Ethiek ontstaat pas en noodzakelijker wijze in deze vrije jokerruimte van het vrije zelf beslissen. Geen lineaire universele wetten schragen het individu of koesteren de ontwikkelingsgang van de mens daarbij. Deze staat dan naakt voor de enorme opgave zichzelf van exemplaar tot uniek individu, tot een humaan Ego om te vormen. Martin Heidegger beschreef die opgave zeer scherp in zijn analyses van de angst.
Waar moet je nu de mystiek plaatsen? Wat is dan het verband tussen spiritualiteit en mystiek?
Spiritualiteit is een democratische visie op de verheven roeping tot humaniteit van de mens. Mystiek is de aristocratische visie erop. Spiritualiteit is onmisbaar voor ieder humaan mens, om boven de status van specimen van de soort uit te stijgen. Dat is een democratische plicht voor iedereen. Iedereen moet zijn humane mogelijkheden, zijn fundamentele vrijheid en die van zijn broeders, gaaf houden. Altijd. Overal. Elke dag. Iedereen, elke mens, om humaan mens te zijn, moet een minimaal niveau van innerlijke vrijheid intact houden. Al was het maar dat hij/zij zich mentaal een ruimte van zelfbepaling vrijwaart, zoals velen in de Nazi-kampen hen voordeden.
Men moet die minimale vrijheid gaaf houden om de begrenzing, om de omknelling van de contractio, van de verschrompeling, van de 'verneuteling' tegen te gaan, om niet zelf ten onder te gaan in een privé Big Crunch. Om niet totaal, restloos met het kosmische samen te vallen, het kosmische, waar alle relaties louter causaal, lineair en deterministisch zijn.
Als de spiritualiteit de democratische laagvlakte van onze humanitas is, dan is de mystiek echter er het aristocratische hooggebergte van. Dat is de adel, de aristocratie van het humaan mens-zijn.

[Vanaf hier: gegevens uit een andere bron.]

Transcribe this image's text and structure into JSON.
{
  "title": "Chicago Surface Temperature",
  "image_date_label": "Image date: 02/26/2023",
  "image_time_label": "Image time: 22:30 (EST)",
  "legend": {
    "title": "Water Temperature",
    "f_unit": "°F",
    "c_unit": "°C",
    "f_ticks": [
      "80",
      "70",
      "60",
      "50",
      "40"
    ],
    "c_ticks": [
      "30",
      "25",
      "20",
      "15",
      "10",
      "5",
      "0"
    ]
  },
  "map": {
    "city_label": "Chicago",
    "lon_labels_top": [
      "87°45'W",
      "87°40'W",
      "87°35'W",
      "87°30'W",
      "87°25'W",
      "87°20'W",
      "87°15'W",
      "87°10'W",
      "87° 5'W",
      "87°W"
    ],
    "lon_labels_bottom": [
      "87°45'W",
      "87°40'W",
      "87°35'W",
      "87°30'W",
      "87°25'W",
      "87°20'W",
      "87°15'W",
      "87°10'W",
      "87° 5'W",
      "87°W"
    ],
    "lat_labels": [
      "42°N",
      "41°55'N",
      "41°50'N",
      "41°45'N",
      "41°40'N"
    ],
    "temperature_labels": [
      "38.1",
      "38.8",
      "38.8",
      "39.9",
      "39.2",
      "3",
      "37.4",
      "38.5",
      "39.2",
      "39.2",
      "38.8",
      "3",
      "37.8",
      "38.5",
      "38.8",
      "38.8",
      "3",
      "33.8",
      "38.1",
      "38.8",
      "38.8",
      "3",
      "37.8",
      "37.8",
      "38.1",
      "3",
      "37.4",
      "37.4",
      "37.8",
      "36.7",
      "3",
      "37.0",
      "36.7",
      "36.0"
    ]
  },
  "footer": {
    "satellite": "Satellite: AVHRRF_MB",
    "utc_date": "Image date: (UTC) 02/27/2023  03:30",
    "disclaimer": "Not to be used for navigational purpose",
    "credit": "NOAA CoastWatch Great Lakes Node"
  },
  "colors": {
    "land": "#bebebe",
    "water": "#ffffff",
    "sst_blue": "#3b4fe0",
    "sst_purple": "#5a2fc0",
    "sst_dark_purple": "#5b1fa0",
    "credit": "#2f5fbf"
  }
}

Elke mens moet minimaal zijn eigen prisma op de Exuberante gericht houden en op zijn manier de lichtbundel van de Exuberante openbreken en in zijn kleurenrijkdom doen schitteren. Door zijn prisma het kleurenpalet van zijn eigen regenboog doen schitteren volgens een eigen ordening. Elk zijn regenboog. Elk zijn kleurenpalet. Allemaal allochtonen in de diversiteit van de Exuberante. Om zo zijn/haar eindeloze diversiteit maximaal te ontplooien en te demonstreren.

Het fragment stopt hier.